Constant Dullaart

Dullaart, not to be mistaken for Dull Art (it is his real name), investigates a world that is build around the internet. His varied practice is full of humour but challenges our perception and interactions of a resource that has become so fundamental in our lives. Dullaart dismantles the digital world in front of us, and allows us to see under the hood. A substantial part of his work focuses on Photoshop. He has a fascination with Photoshop’s history and the way its shaped our world. It has even driven him to track down the one of the creators of photoshop, John Knoll’s wife Jennifer. 



This is significant to Dullaart as well as the rest of our cultural society, for one simple reason, Jennifer appears in the first ever image to be photoshopped. In Dullaart’s eyes this image is just as important as Joseph Nicéphore Niépce photograph taken from his window or Louis Daguerre photograph that first captured a figure or even Edward Muybridge’s Horse sequences that went on to be a major step to creating moving image. ‘Jennifer In Paradise.tif’ looks simple enough the effect of the photoshopping isn’t really evident, yet this image is the start of a generation of images that have been manipulated, edited and altered all through the use of digital technology and computing. This image is the start of it all. 

Dullaart was amazed that the presence of this image on the internet is confined to a relatively low quality jpeg. To counter act this he rebuilt the image using screen shots from a demo video released by Adobe. Of course this isn't the best solution and we still only have quite a poor quality copy but this image as become Dullaart art. 
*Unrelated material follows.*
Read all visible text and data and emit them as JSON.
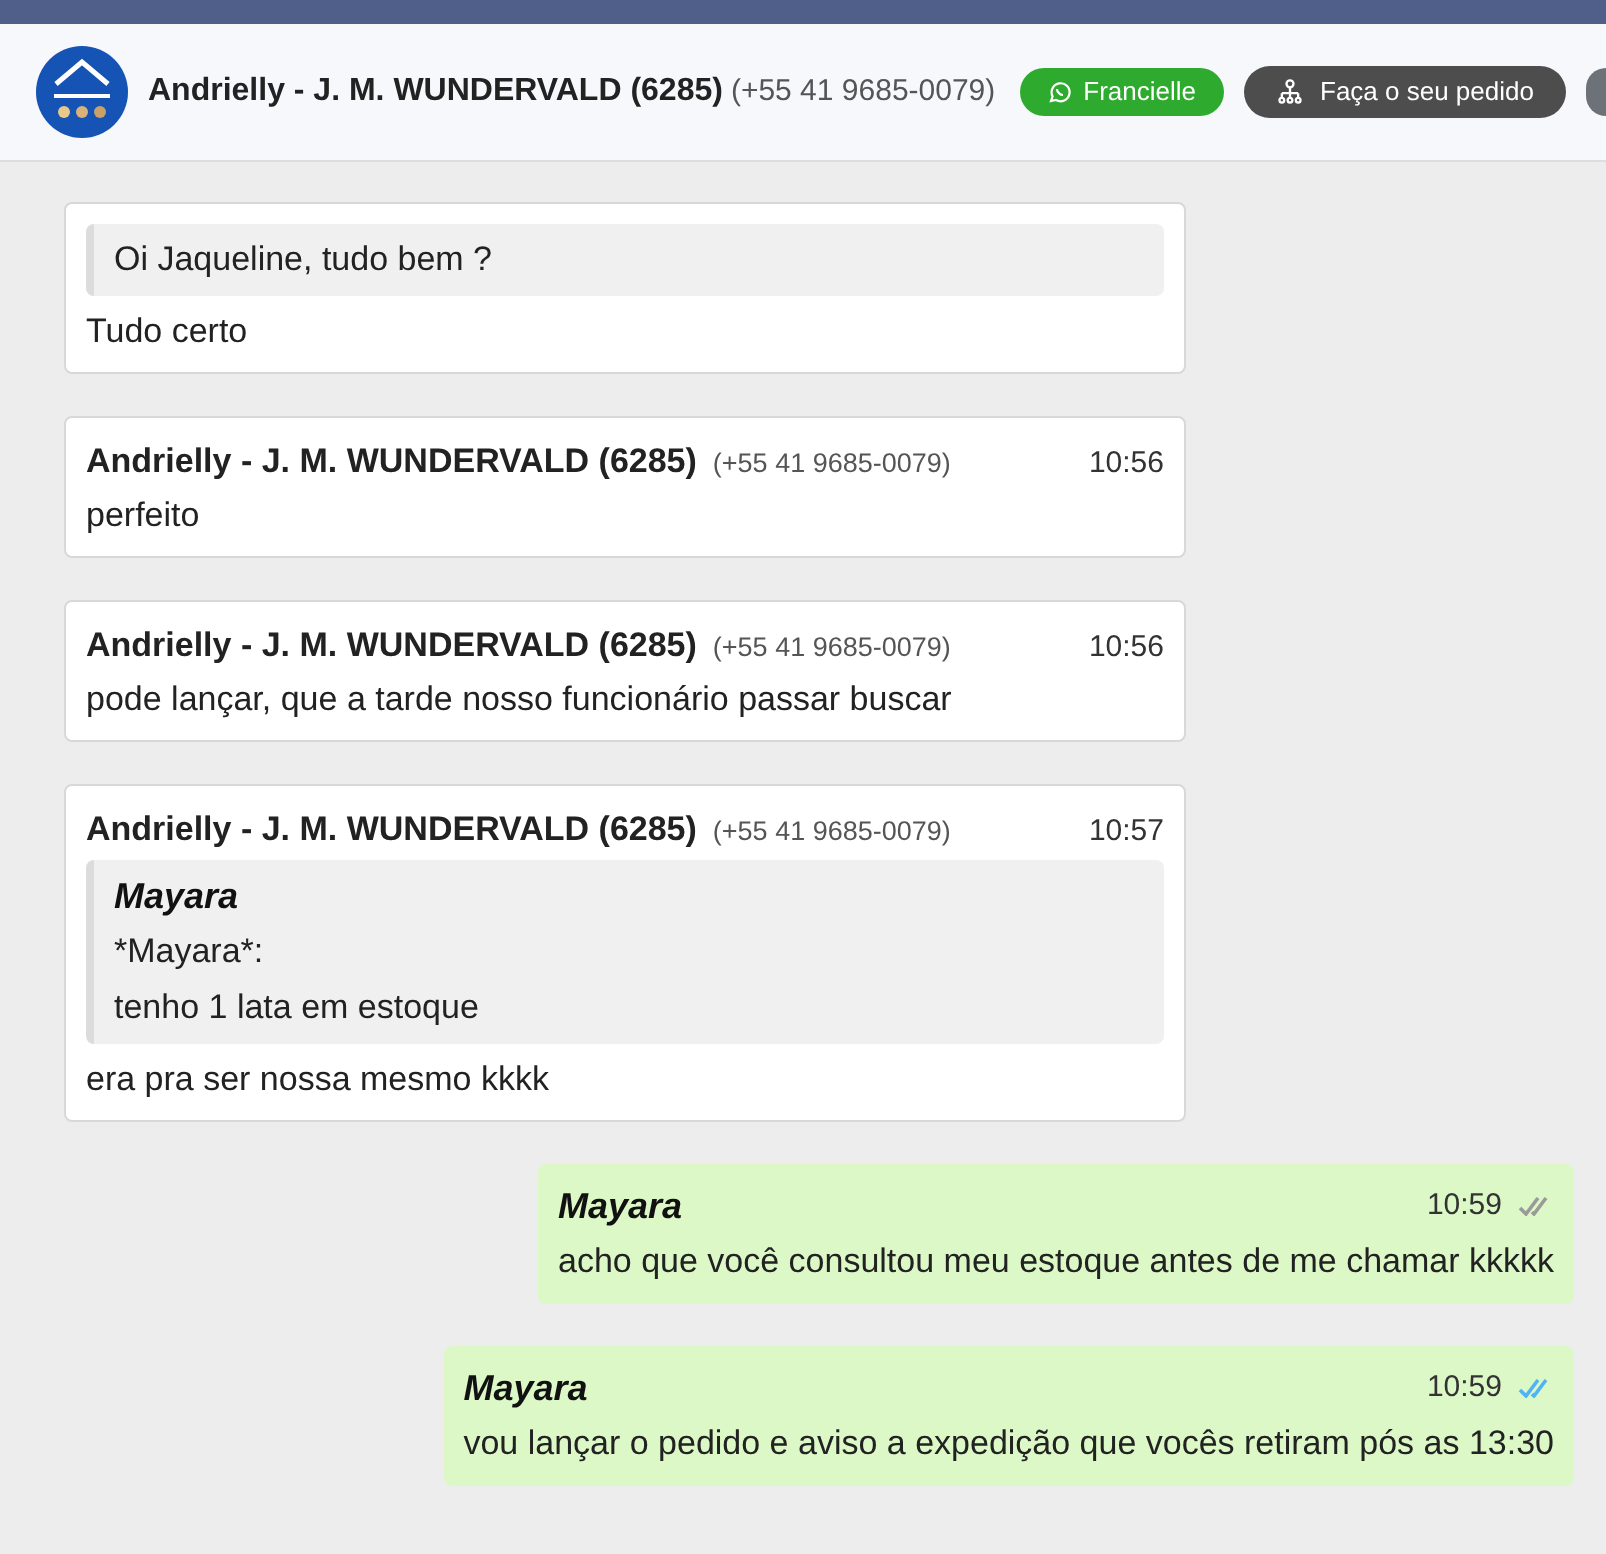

He has appropriated this image in various ways, applying photoshop’s in house filters to distort the appearance. His work becomes obsessive with this image of Jennifer, and as well as the standardised settings and capabilities of photoshop. The filters become Dullard’s tools, he almost treats them like the internet treats the meme. The are repurposed and applied with with out diligence. He is pushing this image to its extreme and almost mocking the intentions and purposes of Photoshop. 

In another series, Dullaart uses a google image search to collect as many white images as he can find. He questions the purpose of these image that hold no information and form blank voids within the internet space. This work is almost a mis-appropriation. There is nothing to fill the blank space these images cannot be edited or reattributed as nothing exists within them. When we think of the abundance of images that exists online we assume that most of them are meaningless but when confronted with images that are truly meaningless all we want to know is there purpose or meaning. 



Dullaart's Practice is very closely linked to performance, the way he produces work is very cognitive and his projects seem to evolve in real time. He is publishing work through his website constantly and ideas only really become truly realised or considered once they are taken into the space of the gallery. One project that follows this path are his recorded performances that imitate youtube loading screens. A few years ago when high speed internet wasn't commonplace it felt that we were constantly confronted with buffering screens. One of the most well know buffering screens belongs to youtube, the collection of dots that rotate in what sometimes seems like an endless cycle. Dullaart adapts this animation and brings it into the real world, he carries out performances that involve the artist moving discs around and around in a circle on the floor for as long as he can be bothered. This length of time is fairly arbitrary, but the repletion in the video becomes mediative. He is carrying out a bizarre action in creating this video but I feel that its interesting how he tries to connect his own body to a process of the internet that traps its audience. Of course within Dullaart’s work nothing ever actually loads. Aside from their existence on the web Dullaart has transitioned this work for the gallery.  These performances have been relaid over webcam from the comfort of his own home into the gallery space. 


I think that Dullaart address a shifting culture and has manipulated our expectation of contemporary internet art in a very bold sense. The humours elements of his work act as a means of engaging with an non traditional audience. But also allows him to subtlety comment on our engagement and interaction with this digital space that seems alien to some but is also almost a home for other.